【事例紹介】日立産業制御ソリューションズのETロボコン活動(株式会社日立産業制御ソリューションズ 神田 誠 氏)

日立産業制御ソリューションズは、ETロボコンが始まった当時から参加しています。
当時、オブジェクト指向によるソフトウェア開発が広まってきた感もあり社内での適用を考えていたこと、新入社員教育において要件定義・設計・実装・テストを同じ題材で一貫した開発プロジェクトを経験できるようなものが必要と考えていたことから、新人教育や若手技術者の教育の一環として活用するに至りました。
これからETロボコンへの参加を考えている方々への参考として、当社がどのように取り組んでいるかを4つのポイントで紹介いたします。

1つめは、実務との両立です。ETロボコンもひとつの実務と位置づけ、実務と同様にプロジェクトマネジメントを行っています。設定した時間内(週6時間を目安)でスケジュール管理やチームメンバーの作業分担を行い、遅れや課題解決もチーム主体で解決します。ETロボコン作業をマネジメントすることにより本来の実務へ影響がでないようにしています。
2つめは、参加者のモチベーション維持・向上です。約半年ほど続くETロボコン活動をよりよいものにするため重要です。公式イベントの技術教育や試走会への参加、社内模擬戦や発表会の場を設ける、日立グループ内での合同イベントなど他チームと交流することでモチベーションの維持・向上につなげています。
3つめは職場の理解と協力です。職場の同僚や上司、経営層も一緒になって取り組む一体感が必要です。社内報や社内イントラサイトでの紹介、同僚や部課長にモデルをレビューしてもらう、大会での応援には経営層にも参加してもらう、社内表彰を行うなど会社全体で取り組んでいます。
4つめは実務への適用推進です。ETロボコン参加者が習得した技術を発揮できるように、モデルによる開発を社内に浸透させることが重要です。ETロボコン参加者以外へのUML・モデリング教育実施や開発プロジェクトへの適用支援などの活動を行っています。
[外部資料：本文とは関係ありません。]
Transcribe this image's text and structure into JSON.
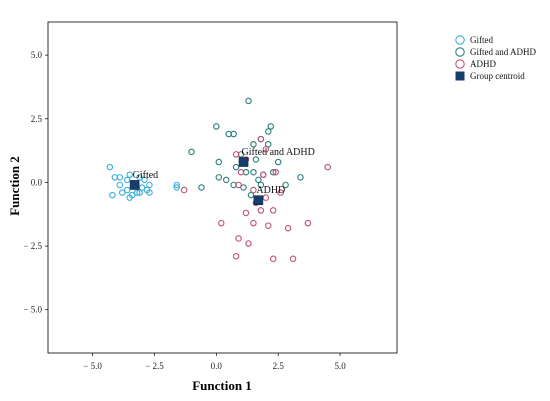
{
  "chart_data": {
    "type": "scatter",
    "title": "",
    "xlabel": "Function 1",
    "ylabel": "Function 2",
    "xlim": [
      -6.8,
      7.3
    ],
    "ylim": [
      -6.7,
      6.3
    ],
    "xticks": [
      -5.0,
      -2.5,
      0.0,
      2.5,
      5.0
    ],
    "yticks": [
      -5.0,
      -2.5,
      0.0,
      2.5,
      5.0
    ],
    "xtick_labels": [
      "− 5.0",
      "− 2.5",
      "0.0",
      "2.5",
      "5.0"
    ],
    "ytick_labels": [
      "− 5.0",
      "− 2.5",
      "0.0",
      "2.5",
      "5.0"
    ],
    "grid": false,
    "legend_position": "outside-right-top",
    "series": [
      {
        "name": "Gifted",
        "color": "#3aaedc",
        "marker": "open-circle",
        "points": [
          [
            -4.3,
            0.6
          ],
          [
            -4.1,
            0.2
          ],
          [
            -3.9,
            -0.1
          ],
          [
            -3.6,
            -0.3
          ],
          [
            -3.4,
            -0.5
          ],
          [
            -3.2,
            -0.4
          ],
          [
            -3.0,
            -0.2
          ],
          [
            -2.8,
            -0.3
          ],
          [
            -2.7,
            -0.1
          ],
          [
            -2.9,
            0.1
          ],
          [
            -3.1,
            0.2
          ],
          [
            -3.5,
            0.3
          ],
          [
            -3.8,
            -0.4
          ],
          [
            -4.2,
            -0.5
          ],
          [
            -3.3,
            -0.1
          ],
          [
            -2.7,
            -0.4
          ],
          [
            -3.6,
            0.1
          ],
          [
            -3.9,
            0.2
          ],
          [
            -3.5,
            -0.6
          ],
          [
            -3.1,
            -0.4
          ],
          [
            -1.6,
            -0.2
          ],
          [
            -1.6,
            -0.1
          ]
        ]
      },
      {
        "name": "Gifted and ADHD",
        "color": "#2a7f7f",
        "marker": "open-circle",
        "points": [
          [
            1.3,
            3.2
          ],
          [
            0.0,
            2.2
          ],
          [
            0.5,
            1.9
          ],
          [
            0.7,
            1.9
          ],
          [
            2.2,
            2.2
          ],
          [
            2.1,
            2.0
          ],
          [
            1.8,
            1.7
          ],
          [
            1.5,
            1.5
          ],
          [
            2.1,
            1.5
          ],
          [
            -1.0,
            1.2
          ],
          [
            1.0,
            1.1
          ],
          [
            0.1,
            0.8
          ],
          [
            1.6,
            0.9
          ],
          [
            2.5,
            0.8
          ],
          [
            0.8,
            0.6
          ],
          [
            1.2,
            0.4
          ],
          [
            1.9,
            0.3
          ],
          [
            1.7,
            0.1
          ],
          [
            0.1,
            0.2
          ],
          [
            0.4,
            0.1
          ],
          [
            0.7,
            -0.1
          ],
          [
            1.1,
            -0.2
          ],
          [
            1.8,
            -0.1
          ],
          [
            1.5,
            0.4
          ],
          [
            3.4,
            0.2
          ],
          [
            2.8,
            -0.1
          ],
          [
            -0.6,
            -0.2
          ],
          [
            1.4,
            -0.5
          ],
          [
            2.3,
            0.4
          ]
        ]
      },
      {
        "name": "ADHD",
        "color": "#c2507a",
        "marker": "open-circle",
        "points": [
          [
            4.5,
            0.6
          ],
          [
            1.8,
            1.7
          ],
          [
            2.0,
            1.3
          ],
          [
            0.8,
            1.1
          ],
          [
            1.2,
            0.9
          ],
          [
            1.9,
            0.3
          ],
          [
            2.4,
            0.4
          ],
          [
            1.0,
            0.4
          ],
          [
            0.9,
            -0.1
          ],
          [
            2.6,
            -0.4
          ],
          [
            1.6,
            -0.8
          ],
          [
            1.8,
            -1.1
          ],
          [
            2.3,
            -1.1
          ],
          [
            1.2,
            -1.2
          ],
          [
            0.2,
            -1.6
          ],
          [
            1.5,
            -1.6
          ],
          [
            2.1,
            -1.7
          ],
          [
            2.9,
            -1.8
          ],
          [
            3.7,
            -1.6
          ],
          [
            0.9,
            -2.2
          ],
          [
            1.3,
            -2.4
          ],
          [
            0.8,
            -2.9
          ],
          [
            2.3,
            -3.0
          ],
          [
            3.1,
            -3.0
          ],
          [
            -1.3,
            -0.3
          ],
          [
            1.5,
            -0.3
          ],
          [
            2.0,
            -0.6
          ]
        ]
      }
    ],
    "centroids": {
      "name": "Group centroid",
      "color": "#173d6e",
      "marker": "filled-square",
      "points": [
        {
          "label": "Gifted",
          "x": -3.3,
          "y": -0.1
        },
        {
          "label": "Gifted and ADHD",
          "x": 1.1,
          "y": 0.8
        },
        {
          "label": "ADHD",
          "x": 1.7,
          "y": -0.7
        }
      ]
    }
  }
}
近年、ソフトウェア開発は大規模・複雑化しており、またソフトウェアだけではなく様々な分野やテクノロジーをまたいだ開発が増えてきています。当社でもそのような開発に対応できる技術者の育成に取り組んでいます。そのなかで身に着けるべき技術のひとつとして、システム全体・内外を俯瞰的・横断的にとらえることのできるモデリング手法は重要と考えています。
当初のETロボコン参加者は、現在はリーダーやマネージャーとして第一線で活躍しています。今後もETロボコンを技術者の育成に有効な場であると考え、引き続き取り組んでいきます。